The chapters alternate between the different voices with Noe, his wife, the sons and their wives all taking their turns to move the story on. I particularly liked Ilya and Bera, the wives of Sem and Cham who are sent north and south respectively, back towards their homelands to collect animals. Both are strong independent women, Ilya especially:
Men are so amusing. Show them a pack of wolves, dominated by the males, and they will say, See? It is natural for men to rule.
Fine. But produce a beehive, controlled by the queen, with males used for menial labor, and they protest, Human beings are not insects.
Show them a she-cat nursing her kittens, and they will say: Ah ha! Women are meant to care for the children. But remind them that that same cat ruts fifty different males in a three-day heat, and they will answer, Would you have us live like animals?
Noe however is weak and indecisive, but he is six hundred years old. It’s actually amazing that everything comes together, the ark gets built, the supplies get loaded, the animals arrive – and then the rain comes and they’re away.
They settle down to life on board the ark. Noe’s wife cooking, Cham checking the boat, Japeth being seasick or rutting his wife (rutting being Maine’s preferred term). Ilya and Bera look after the animals mainly. As for Noe, he gets ill after staying on deck for a week – and Sem stays by his side praying. It may rain for (just) forty days and forty nights, but it will be weeks more before the waters start to recede. Life on board gets very smelly and cramped, Sem updates us:
The whole ship is starting to crumble. There are lizards sunning themselves up on deck with the birds. A drowned rabbit in one of the water barrels. A tortoise in the family cabin one morning, two cubits across at least. How on earth did a tortoise climb the ladder, I would like to know…
We try and keep things in their places but it’s not easy. There are spiders in every corner, salamanders between the boards, tadpoles in the drinking water. Raccoons have claimed one corner of the chicken stall, while Japheth and Mirn have taken to sleeping in the chryalis room. What next? Cham and Bera in the elephant stall, I suppose. Mother and Father with the baboons. Everything is starting to break down, the barriers are coming unglued. Any way you look at it, this is not a good sign.

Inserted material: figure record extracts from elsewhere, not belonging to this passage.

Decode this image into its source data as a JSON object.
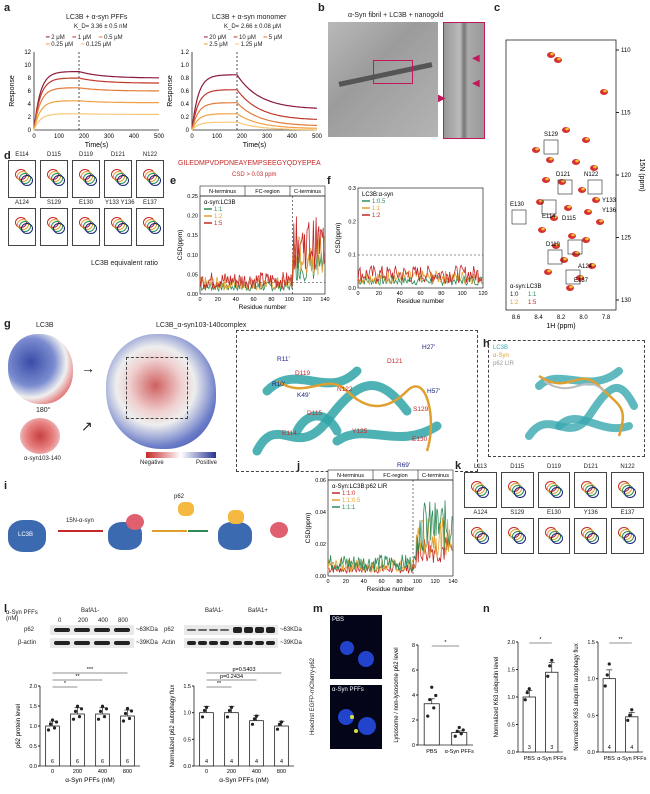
{
  "panel_letters": [
    "a",
    "b",
    "c",
    "d",
    "e",
    "f",
    "g",
    "h",
    "i",
    "j",
    "k",
    "l",
    "m",
    "n"
  ],
  "panel_a": {
    "left": {
      "title": "LC3B + α-syn PFFs",
      "kd": "K_D= 3.36 ± 0.5 nM",
      "legend": [
        "2 μM",
        "1 μM",
        "0.5 μM",
        "0.25 μM",
        "0.125 μM"
      ],
      "ylabel": "Response",
      "xlabel": "Time(s)",
      "yticks": [
        "0",
        "2",
        "4",
        "6",
        "8",
        "10",
        "12"
      ],
      "xticks": [
        "0",
        "100",
        "200",
        "300",
        "400",
        "500"
      ]
    },
    "right": {
      "title": "LC3B + α-syn monomer",
      "kd": "K_D= 2.66 ± 0.08 μM",
      "legend": [
        "20 μM",
        "10 μM",
        "5 μM",
        "2.5 μM",
        "1.25 μM"
      ],
      "ylabel": "Response",
      "xlabel": "Time(s)",
      "yticks": [
        "0",
        "0.2",
        "0.4",
        "0.6",
        "0.8",
        "1.0",
        "1.2"
      ],
      "xticks": [
        "0",
        "100",
        "200",
        "300",
        "400",
        "500"
      ]
    }
  },
  "panel_b": {
    "title": "α-Syn fibril + LC3B + nanogold"
  },
  "panel_c": {
    "xlabel": "1H (ppm)",
    "ylabel": "15N (ppm)",
    "yticks": [
      "110",
      "115",
      "120",
      "125",
      "130"
    ],
    "xticks": [
      "8.6",
      "8.4",
      "8.2",
      "8.0",
      "7.8"
    ],
    "peaks": [
      "S129",
      "D121",
      "N122",
      "Y133",
      "Y136",
      "E130",
      "E114",
      "D115",
      "D119",
      "A124",
      "E137"
    ],
    "legend_title": "α-syn:LC3B",
    "legend": [
      "1:0",
      "1:1",
      "1:2",
      "1:5"
    ]
  },
  "panel_d": {
    "residues_top": [
      "E114",
      "D115",
      "D119",
      "D121",
      "N122"
    ],
    "residues_bottom": [
      "A124",
      "S129",
      "E130",
      "Y133 Y136",
      "E137"
    ],
    "caption": "LC3B equivalent ratio"
  },
  "panel_e": {
    "sequence": "GILEDMPVDPDNEAYEMPSEEGYQDYEPEA",
    "threshold": "CSD > 0.03 ppm",
    "regions": [
      "N-terminus",
      "FC-region",
      "C-terminus"
    ],
    "legend_title": "α-syn:LC3B",
    "legend": [
      "1:1",
      "1:2",
      "1:5"
    ],
    "ylabel": "CSD(ppm)",
    "xlabel": "Residue number",
    "yticks": [
      "0.00",
      "0.05",
      "0.10",
      "0.15",
      "0.20",
      "0.25"
    ],
    "xticks": [
      "0",
      "20",
      "40",
      "60",
      "80",
      "100",
      "120",
      "140"
    ]
  },
  "panel_f": {
    "legend_title": "LC3B:α-syn",
    "legend": [
      "1:0.5",
      "1:1",
      "1:2"
    ],
    "ylabel": "CSD(ppm)",
    "xlabel": "Residue number",
    "yticks": [
      "0.0",
      "0.1",
      "0.2",
      "0.3"
    ],
    "xticks": [
      "0",
      "20",
      "40",
      "60",
      "80",
      "100",
      "120"
    ]
  },
  "panel_g": {
    "lc3b": "LC3B",
    "complex": "LC3B_α-syn103-140complex",
    "asyn": "α-syn103-140",
    "rotation": "180°",
    "scale": [
      "Negative",
      "Positive"
    ],
    "residues": [
      "H27'",
      "R11'",
      "D121",
      "D119",
      "R10'",
      "N122",
      "K49'",
      "H57'",
      "D115",
      "S129",
      "E114",
      "Y125",
      "E130",
      "R69'"
    ]
  },
  "panel_h": {
    "legend": [
      "LC3B",
      "α-Syn",
      "p62 LIR"
    ]
  },
  "panel_i": {
    "labels": [
      "LC3B",
      "15N-α-syn",
      "p62"
    ]
  },
  "panel_j": {
    "regions": [
      "N-terminus",
      "FC-region",
      "C-terminus"
    ],
    "legend_title": "α-Syn:LC3B:p62 LIR",
    "legend": [
      "1:1:0",
      "1:1:0.5",
      "1:1:1"
    ],
    "ylabel": "CSD(ppm)",
    "xlabel": "Residue number",
    "yticks": [
      "0.00",
      "0.02",
      "0.04",
      "0.06"
    ],
    "xticks": [
      "0",
      "20",
      "40",
      "60",
      "80",
      "100",
      "120",
      "140"
    ]
  },
  "panel_k": {
    "residues_top": [
      "L113",
      "D115",
      "D119",
      "D121",
      "N122"
    ],
    "residues_bottom": [
      "A124",
      "S129",
      "E130",
      "Y136",
      "E137"
    ]
  },
  "panel_l": {
    "left_blot": {
      "treatment": "α-Syn PFFs (nM)",
      "condition": "BafA1-",
      "lanes": [
        "0",
        "200",
        "400",
        "800"
      ],
      "rows": [
        "p62",
        "β-actin"
      ],
      "markers": [
        "~63KDa",
        "~39KDa"
      ]
    },
    "right_blot": {
      "conditions": [
        "BafA1-",
        "BafA1+"
      ],
      "lanes": [
        "0",
        "200",
        "400",
        "800",
        "0",
        "200",
        "400",
        "800"
      ],
      "rows": [
        "p62",
        "Actin"
      ],
      "markers": [
        "~63KDa",
        "~39KDa"
      ]
    },
    "left_chart": {
      "ylabel": "p62 protein level",
      "xlabel": "α-Syn PFFs (nM)",
      "categories": [
        "0",
        "200",
        "400",
        "800"
      ],
      "n": [
        "6",
        "6",
        "6",
        "6"
      ],
      "sig": [
        "*",
        "**",
        "***"
      ],
      "yticks": [
        "0.0",
        "0.5",
        "1.0",
        "1.5",
        "2.0"
      ]
    },
    "right_chart": {
      "ylabel": "Normalized p62 autophagy flux",
      "xlabel": "α-Syn PFFs (nM)",
      "categories": [
        "0",
        "200",
        "400",
        "800"
      ],
      "n": [
        "4",
        "4",
        "4",
        "4"
      ],
      "sig": [
        "**",
        "p=0.2434",
        "p=0.5403"
      ],
      "yticks": [
        "0.0",
        "0.5",
        "1.0",
        "1.5"
      ]
    }
  },
  "panel_m": {
    "images": [
      "PBS",
      "α-Syn PFFs"
    ],
    "stain": "Hoechst EGFP-mCherry-p62",
    "ylabel": "Lysosome / non-lysosome p62 level",
    "categories": [
      "PBS",
      "α-Syn PFFs"
    ],
    "sig": "*",
    "yticks": [
      "0",
      "2",
      "4",
      "6",
      "8"
    ]
  },
  "panel_n": {
    "left": {
      "ylabel": "Normalized K63 ubiquitin level",
      "categories": [
        "PBS",
        "α-Syn PFFs"
      ],
      "n": [
        "3",
        "3"
      ],
      "sig": "*",
      "yticks": [
        "0.0",
        "0.5",
        "1.0",
        "1.5",
        "2.0"
      ]
    },
    "right": {
      "ylabel": "Normalized K63 ubiquitin autophagy flux",
      "categories": [
        "PBS",
        "α-Syn PFFs"
      ],
      "n": [
        "4",
        "4"
      ],
      "sig": "**",
      "yticks": [
        "0.0",
        "0.5",
        "1.0",
        "1.5"
      ]
    }
  },
  "chart_data": [
    {
      "type": "line",
      "title": "LC3B + α-syn PFFs",
      "xlabel": "Time(s)",
      "ylabel": "Response",
      "xlim": [
        0,
        500
      ],
      "ylim": [
        0,
        12
      ],
      "series": [
        {
          "name": "2 μM",
          "color": "#8b1a3a",
          "assoc_plateau": 9.0,
          "dissoc_end": 8.0
        },
        {
          "name": "1 μM",
          "color": "#c0392b",
          "assoc_plateau": 8.0,
          "dissoc_end": 7.2
        },
        {
          "name": "0.5 μM",
          "color": "#e07a3a",
          "assoc_plateau": 6.5,
          "dissoc_end": 6.0
        },
        {
          "name": "0.25 μM",
          "color": "#f0a040",
          "assoc_plateau": 4.5,
          "dissoc_end": 4.2
        },
        {
          "name": "0.125 μM",
          "color": "#f5c878",
          "assoc_plateau": 2.5,
          "dissoc_end": 2.4
        }
      ],
      "injection_end": 180
    },
    {
      "type": "line",
      "title": "LC3B + α-syn monomer",
      "xlabel": "Time(s)",
      "ylabel": "Response",
      "xlim": [
        0,
        500
      ],
      "ylim": [
        0,
        1.2
      ],
      "series": [
        {
          "name": "20 μM",
          "color": "#8b1a3a",
          "assoc_plateau": 0.85,
          "dissoc_end": 0.32
        },
        {
          "name": "10 μM",
          "color": "#c0392b",
          "assoc_plateau": 0.62,
          "dissoc_end": 0.15
        },
        {
          "name": "5 μM",
          "color": "#e07a3a",
          "assoc_plateau": 0.42,
          "dissoc_end": 0.06
        },
        {
          "name": "2.5 μM",
          "color": "#f0a040",
          "assoc_plateau": 0.25,
          "dissoc_end": 0.02
        },
        {
          "name": "1.25 μM",
          "color": "#f5c878",
          "assoc_plateau": 0.12,
          "dissoc_end": 0.0
        }
      ],
      "injection_end": 180
    },
    {
      "type": "bar",
      "title": "",
      "ylabel": "p62 protein level",
      "xlabel": "α-Syn PFFs (nM)",
      "categories": [
        "0",
        "200",
        "400",
        "800"
      ],
      "values": [
        1.0,
        1.3,
        1.3,
        1.25
      ],
      "ylim": [
        0,
        2
      ]
    },
    {
      "type": "bar",
      "title": "",
      "ylabel": "Normalized p62 autophagy flux",
      "xlabel": "α-Syn PFFs (nM)",
      "categories": [
        "0",
        "200",
        "400",
        "800"
      ],
      "values": [
        1.0,
        1.0,
        0.85,
        0.75
      ],
      "ylim": [
        0,
        1.5
      ]
    },
    {
      "type": "bar",
      "title": "",
      "ylabel": "Lysosome / non-lysosome p62 level",
      "categories": [
        "PBS",
        "α-Syn PFFs"
      ],
      "values": [
        3.3,
        1.0
      ],
      "ylim": [
        0,
        8
      ]
    },
    {
      "type": "bar",
      "title": "",
      "ylabel": "Normalized K63 ubiquitin level",
      "categories": [
        "PBS",
        "α-Syn PFFs"
      ],
      "values": [
        1.0,
        1.45
      ],
      "ylim": [
        0,
        2
      ]
    },
    {
      "type": "bar",
      "title": "",
      "ylabel": "Normalized K63 ubiquitin autophagy flux",
      "categories": [
        "PBS",
        "α-Syn PFFs"
      ],
      "values": [
        1.0,
        0.48
      ],
      "ylim": [
        0,
        1.5
      ]
    }
  ]
}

One thing I really loved about this book was that it wasn’t a satire; it did respect its source material, yet added to it in a way that was supportive, even introducing a moment or two reflecting our modern knowledge about the evolution of the earth and all its creatures. It is whimsical and funny – never before has a family had so many pets to care for. As we’ve seen, it also has many moving moments especially as Noe’s faith is tested, and his wife (never named) is always there to ground him.
The Flood was Maine’s first novel (published as ‘The Preservationist’ in the US in 2004). He’s gone on to write two more biblical-themed books and a handful of others. I’d definitely like to read more. (9/10)
Source: Own copy.
The Flood by David Maine (2004), Canongate paperback, 259 pages.